Когда за моим коллегой закрылась дверь, я позволил себе поморщиться. Преподавательская работа была не моей стезей, после месяцев в университете я был готов это признать. Я избегал общения со студентами, как только мог, меняясь, к примеру, обязанностями с Мортимером, который ненавидел посещать городской морг, зато испытывал к студиозусам искреннюю симпатию. Что же касалось практических занятий… Из-за нерва правой руки у меня, можно считать, что не было, скальпель приходилось держать в трех с половиной пальцах левой. Я был в состоянии выполнять свои обязанности: армия приучает работать в любых условиях. Но показательные выступления на публику больше не доставляли мне удовольствия. Мысленно пожелав всего доброго Эйзенхарту, я встал и потянулся за пиджаком: в анатомической аудитории было прохладно.
Мое настроение не улучшилось и после занятия. Три часа в компании студентов и кадавров (впрочем, против последних я ничего не имел) порядком утомили, и я надеялся отдохнуть у себя. Не тут-то было. Я пересек кампус и поднялся к себе на чердачный этаж. Замок на двери сработал не сразу, но я не обратил на это внимания: его и так нередко заедало. Однако то, что предстало моему взгляду за открытой дверью, не заметить было нельзя.
Здесь кто-то побывал.
Царившего в комнате полумрака хватало, чтобы разглядеть беспорядок. Ящики столов были вывернуты. Шкафы зияли пустыми полками, а их содержимое было разбросано по полу. Матрас оказался распорот. Унылый сельский пейзаж, доставшийся мне вместе с комнатой, лишили рамы. Кто-то даже не поленился и отодрал паркетную доску у окна, раздражавшую меня своим скрипом.

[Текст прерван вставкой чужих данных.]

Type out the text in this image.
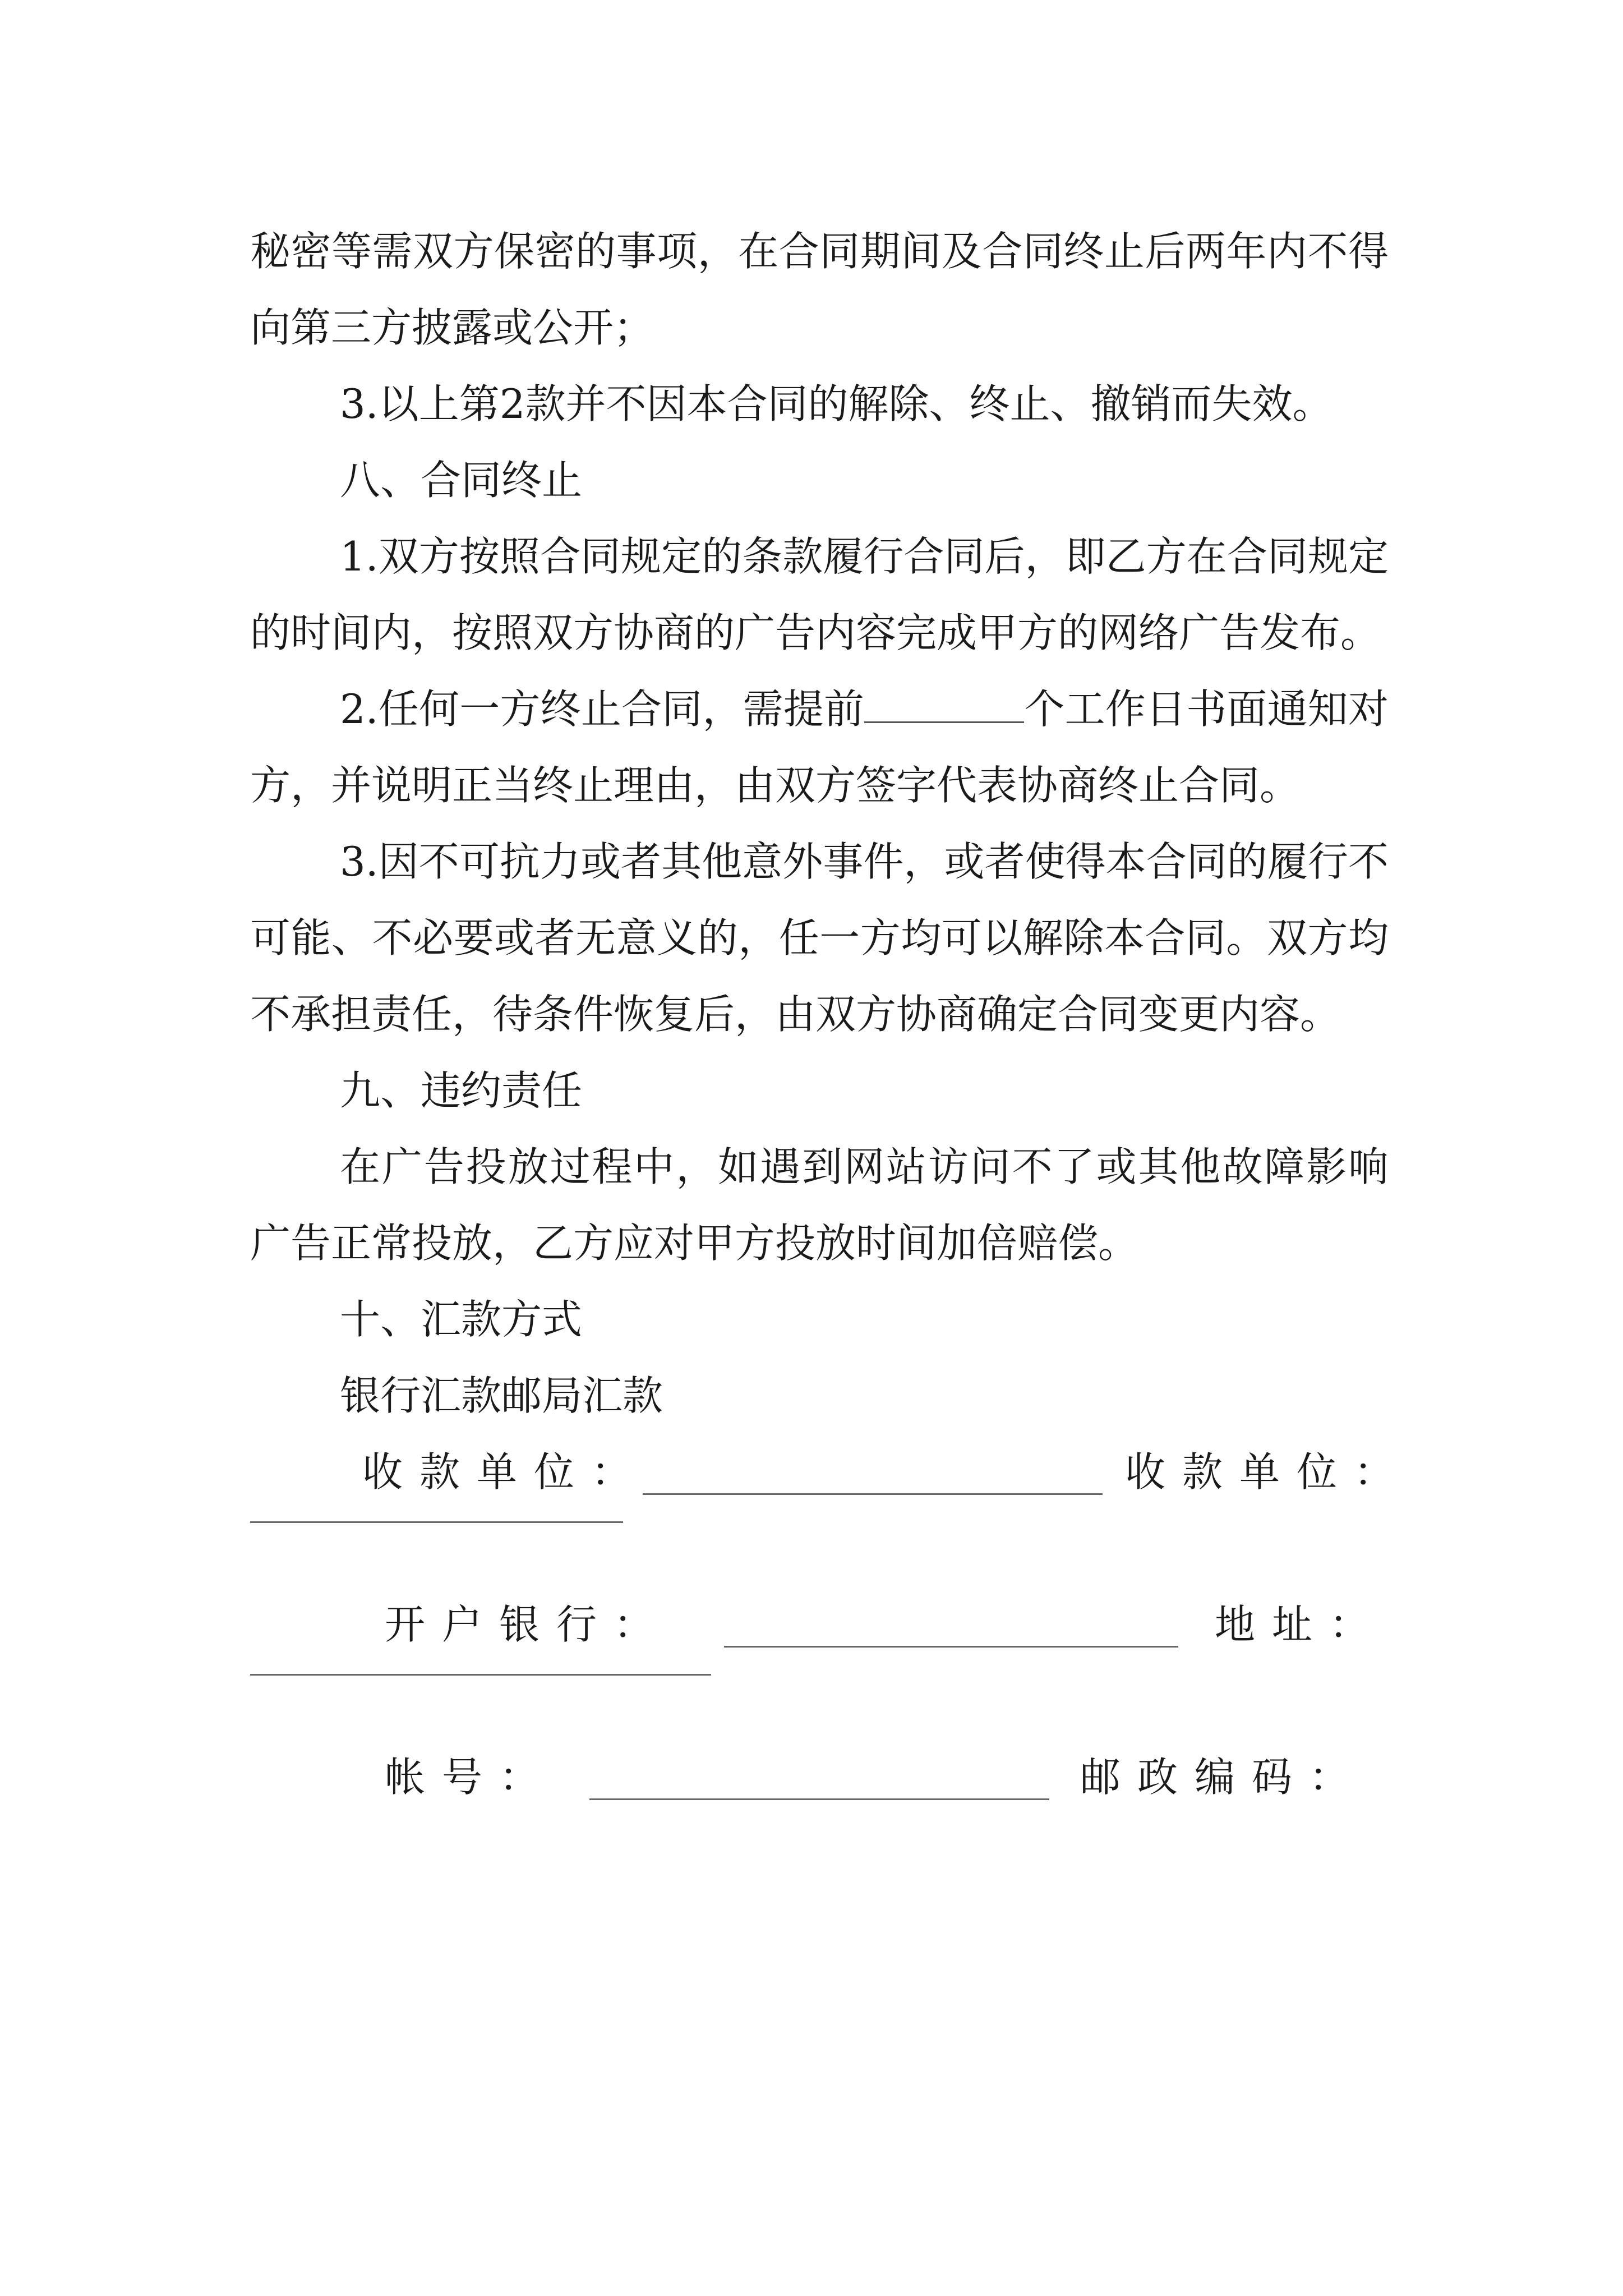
秘密等需双方保密的事项，在合同期间及合同终止后两年内不得向第三方披露或公开；

3.以上第2款并不因本合同的解除、终止、撤销而失效。

八、合同终止

1.双方按照合同规定的条款履行合同后，即乙方在合同规定的时间内，按照双方协商的广告内容完成甲方的网络广告发布。

2.任何一方终止合同，需提前	个工作日书面通知对方，并说明正当终止理由，由双方签字代表协商终止合同。

3.因不可抗力或者其他意外事件，或者使得本合同的履行不可能、不必要或者无意义的，任一方均可以解除本合同。双方均不承担责任，待条件恢复后，由双方协商确定合同变更内容。

九、违约责任

在广告投放过程中，如遇到网站访问不了或其他故障影响广告正常投放，乙方应对甲方投放时间加倍赔偿。

十、汇款方式

银行汇款邮局汇款

收款单位：	收款单位：
开户银行：	地址：
帐号：	邮政编码：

Пройдясь по комнате, я был вынужден признать, что поработали здесь тщательно. Все, что превышало размерами сложенный носовой платок, разобрали по частям. Вздохнув, я поднял опрокинутую вешалку и повесил на нее пальто. Вместо отдыха меня ожидала уборка. На секунду появилась мысль вызвать полицию, но от нее я решил отказаться. Замечания по поводу внешнего вида моя карьера могла пережить, но слухи, которые непременно расползлись бы по кампусу, если бы ко мне в комнату ворвался дежурный наряд, могли нанести непоправимый урон. А я еще дорожил возможностью не просить денег у родственников и иметь свою крышу над головой.
С каждой минутой мое замешательство росло. От теории о случайном ограблении пришлось отказаться: наиболее ценные вещи из тех, что я хранил в своем жилище, были на месте. Зато из моей комнаты исчезли все бумаги. Я мог понять, зачем кому-то понадобилась моя чековая книжка или, к примеру, договор об аренде банковской ячейки, но к чему ему были мои дневники и непроверенные студенческие эссе? Едва ли за них можно было выручить что-то на черном рынке, а их литературная, равно как и научная ценность вызывала сомнения.